Posts Tagged ‘Chris Lisanti has a serious drinking problem’

This week makes a victor out of Kooky Kyle who proposed I write about my favorite Nick the Kook moment.  Now the problem with this is there are virtually hundreds of them and all are pretty classic.  Too torn between which was my favorite (heck it could be its own monthly segment here) I decided I would just write about the shit show he was last night at the bar.  I would not call it “the best of Nick the Kook” but I got a kick out of it nonetheless.  Nick gets a half point since this blog is a bit at his expense, not that I care, but I like Nick and feel he deserves something for the inspiration.


Before I begin let me spend a few lines to introduce Nick the Kook because he has always been a popular character in this blog but since the move to surfingruinedmylife.net besides winning a few UCBs and the oddball comment he has yet to star in an actual blog.  He is going to make his way out to Santa Barbara for a ten day span starting Jan 5th so Im sure you will hear a lot more of him.


I first met Nick about 7 years ago when he was like 13 or something.  I had happened to paddle out at Brown Ave in Spring Lake (currently The Pipe) at the time I exclusively surfed Manasquan and Sea Girt very rarely making to Spring Lake and especially Brown Ave where a year prior a meat head surfer kicked my ass on the beach for back paddling him.  Just so my California readers know in a New Jersey line up altercations will most times go to the beach.  That is an entire different blog or sets of blogs altogether.

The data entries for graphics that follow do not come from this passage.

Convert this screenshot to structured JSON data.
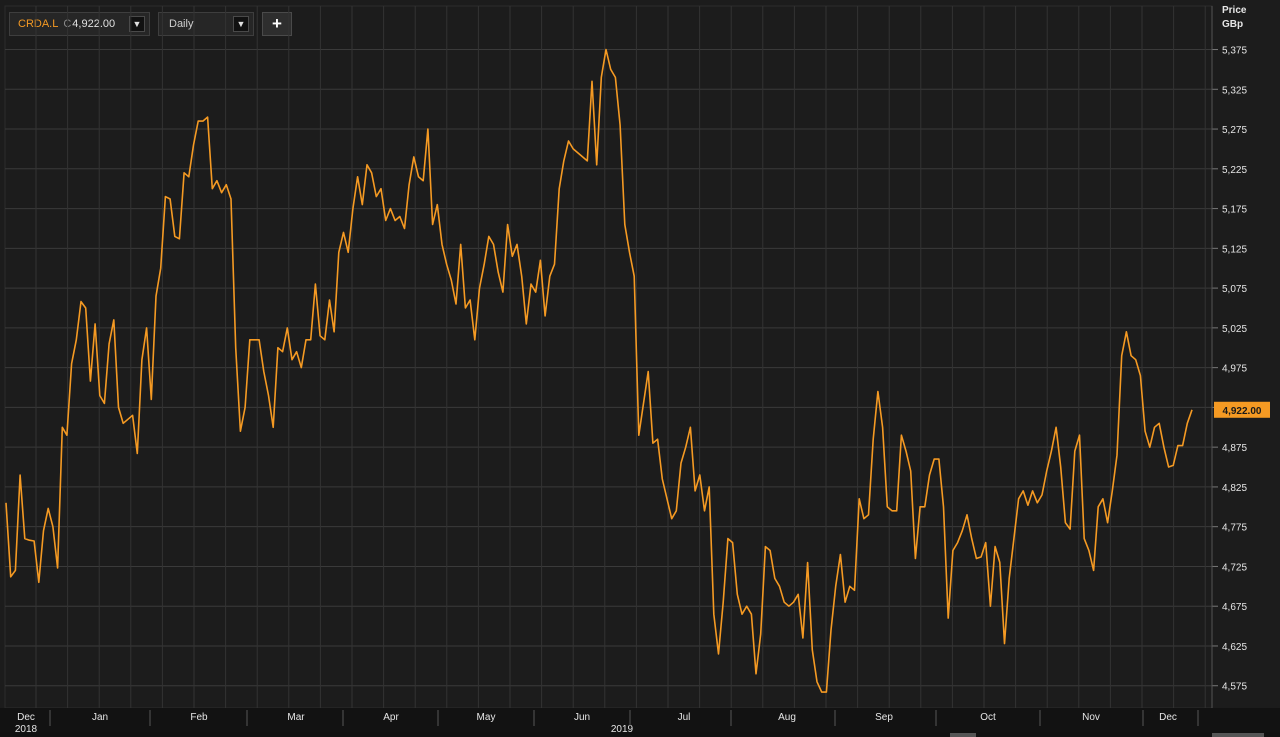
{
  "toolbar": {
    "symbol": "CRDA.L",
    "price_prefix": "C",
    "price_value": "4,922.00",
    "interval": "Daily",
    "add_label": "+",
    "dropdown_icon": "caret-down-icon"
  },
  "colors": {
    "background": "#1c1c1c",
    "grid": "#3a3a3a",
    "series": "#f59a23",
    "label_bg": "#f59a23"
  },
  "chart_data": {
    "type": "line",
    "title": "",
    "y_axis_title": "Price",
    "y_axis_unit": "GBp",
    "y_ticks": [
      5375,
      5325,
      5275,
      5225,
      5175,
      5125,
      5075,
      5025,
      4975,
      4925,
      4875,
      4825,
      4775,
      4725,
      4675,
      4625,
      4575
    ],
    "y_tick_labels": [
      "5,375",
      "5,325",
      "5,275",
      "5,225",
      "5,175",
      "5,125",
      "5,075",
      "5,025",
      "4,975",
      "4,925",
      "4,875",
      "4,825",
      "4,775",
      "4,725",
      "4,675",
      "4,625",
      "4,575"
    ],
    "ylim": [
      4547,
      5392
    ],
    "x_month_labels": [
      "Dec",
      "Jan",
      "Feb",
      "Mar",
      "Apr",
      "May",
      "Jun",
      "Jul",
      "Aug",
      "Sep",
      "Oct",
      "Nov",
      "Dec"
    ],
    "x_year_labels": [
      "2018",
      "2019"
    ],
    "last_value_label": "4,922.00",
    "last_value": 4922,
    "grid": true,
    "series": [
      {
        "values": [
          4805,
          4712,
          4720,
          4840,
          4760,
          4758,
          4757,
          4705,
          4770,
          4798,
          4775,
          4723,
          4900,
          4890,
          4980,
          5010,
          5058,
          5050,
          4958,
          5030,
          4940,
          4930,
          5005,
          5035,
          4925,
          4905,
          4910,
          4915,
          4867,
          4985,
          5025,
          4935,
          5065,
          5100,
          5190,
          5187,
          5140,
          5137,
          5220,
          5215,
          5255,
          5285,
          5285,
          5290,
          5200,
          5210,
          5195,
          5205,
          5187,
          5000,
          4895,
          4925,
          5010,
          5010,
          5010,
          4970,
          4940,
          4900,
          5000,
          4995,
          5025,
          4985,
          4995,
          4975,
          5010,
          5010,
          5080,
          5015,
          5010,
          5060,
          5020,
          5120,
          5145,
          5120,
          5175,
          5215,
          5180,
          5230,
          5220,
          5190,
          5200,
          5160,
          5175,
          5160,
          5165,
          5150,
          5205,
          5240,
          5215,
          5210,
          5275,
          5155,
          5180,
          5130,
          5105,
          5085,
          5055,
          5130,
          5050,
          5060,
          5010,
          5075,
          5105,
          5140,
          5130,
          5095,
          5070,
          5155,
          5115,
          5130,
          5090,
          5030,
          5080,
          5070,
          5110,
          5040,
          5090,
          5105,
          5200,
          5235,
          5260,
          5250,
          5245,
          5240,
          5235,
          5335,
          5230,
          5340,
          5375,
          5350,
          5340,
          5280,
          5155,
          5120,
          5090,
          4890,
          4930,
          4970,
          4880,
          4885,
          4835,
          4810,
          4785,
          4795,
          4855,
          4875,
          4900,
          4820,
          4840,
          4795,
          4825,
          4665,
          4615,
          4680,
          4760,
          4755,
          4690,
          4665,
          4675,
          4665,
          4590,
          4640,
          4750,
          4745,
          4710,
          4700,
          4680,
          4675,
          4680,
          4690,
          4635,
          4730,
          4620,
          4580,
          4567,
          4567,
          4645,
          4700,
          4740,
          4680,
          4700,
          4695,
          4810,
          4785,
          4790,
          4885,
          4945,
          4900,
          4800,
          4795,
          4795,
          4890,
          4870,
          4845,
          4735,
          4800,
          4800,
          4840,
          4860,
          4860,
          4800,
          4660,
          4745,
          4755,
          4770,
          4790,
          4760,
          4735,
          4737,
          4755,
          4675,
          4750,
          4730,
          4628,
          4710,
          4760,
          4810,
          4820,
          4802,
          4820,
          4805,
          4815,
          4845,
          4870,
          4900,
          4850,
          4780,
          4772,
          4870,
          4890,
          4760,
          4745,
          4720,
          4800,
          4810,
          4780,
          4820,
          4865,
          4990,
          5020,
          4990,
          4985,
          4965,
          4895,
          4875,
          4900,
          4905,
          4875,
          4850,
          4852,
          4877,
          4877,
          4905,
          4922
        ]
      }
    ]
  }
}
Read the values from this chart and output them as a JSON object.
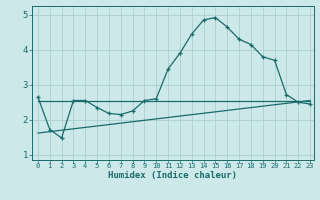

I happened to paddle out at Brown Ave to surf this shitty left all by myself.  I was out for no longer then twenty minutes when this scrawny kid showed up out of nowhere on a long board was super pumped.  We got to talking and he was interested in my travel and contests.  I guess he loosely knew me by reputation.  After that I did not see him again for over a year.


I took a job managing a small upcoming surf shop in Spring Lake and Nick was part of this cult following of groms who hung out there, most of whom I today have come to call my closest of friends.  Nick is one of those special people in life who are not afraid to throw caution to the wind with very little fore thought, basically my kind of man.  Whether it is getting staples in his head while pulling into double up close outs, lacerating his foot slipping on sea weed or loosing his teeth in a freak drunken piggy back ride accident you can always be sure if some great mishap of pure stupidity occurs Nick the Kook will be at the root of it.


As some of you know I made a long awaited trip back to NJ for the holiday to see my family I have not been in New Jersey for two years and with my family for Christmas in four.  After spending the entire day being intoxicated while visiting my family Nick made me an offer to cruise to the bar with him and spend my evening being intoxicated with friends.  Who would I be to turn down a night out at the bar?


I get there and Nick, Mauriello, Beesley and Bojangles among many others were enjoying a beer.  I soon joined in.  We are all shooting the shit when Nick proclaims that he does not drink heavy anymore while at the same time ordering his third beer.  Keep in mind that Nick was my ride home and let me stress the word “was”.  After that Nick cruised around the bar and I lost track of him for about an hour, most of which time I spent in an attempt to order drinks from the world’s slowest bar tenders.  I finally got my drinks and was making my rounds shaking hands of old friends and acquaintances when Nick turned up completely smashed.


John and I were astounded how he went from relatively sober to stone drunk in under an hour.  “Some people bought me shots” spoken incoherently was his answer.  I wish some people bought me shots I was way to sober for his shenanigans.   Then I spent the night pleasurably following Nick and his antics around the bar.  It was like a game of drunken “Where’s Waldo”, plus he was wearing this bright green shirt allowing him to stand out a little.


Every time I caught eye of the kid he was slouched over, mouth open and droopy eyed.  Then I observed him at the bar looking to get another drink.  My intention was to walk over stop him but then he offer to buy me a drink and my asshole inclinations took over thus I ended up with a beer.  As soon as the kid got his brew he was on the move once again and out of my sight.  Sometimes he popped up groping the occasional girl or sloppily hitting on another.


I had a ball watching the guy.  At one point I searched for him for twenty minutes only to have him pop up out of no where, say some incoherent thing to me and then walk out the door.  I never saw him again that night.  Good thing I always have a back up plan.  People used to always say that I should have my own reality show but I think one of Nick would be far more entertaining.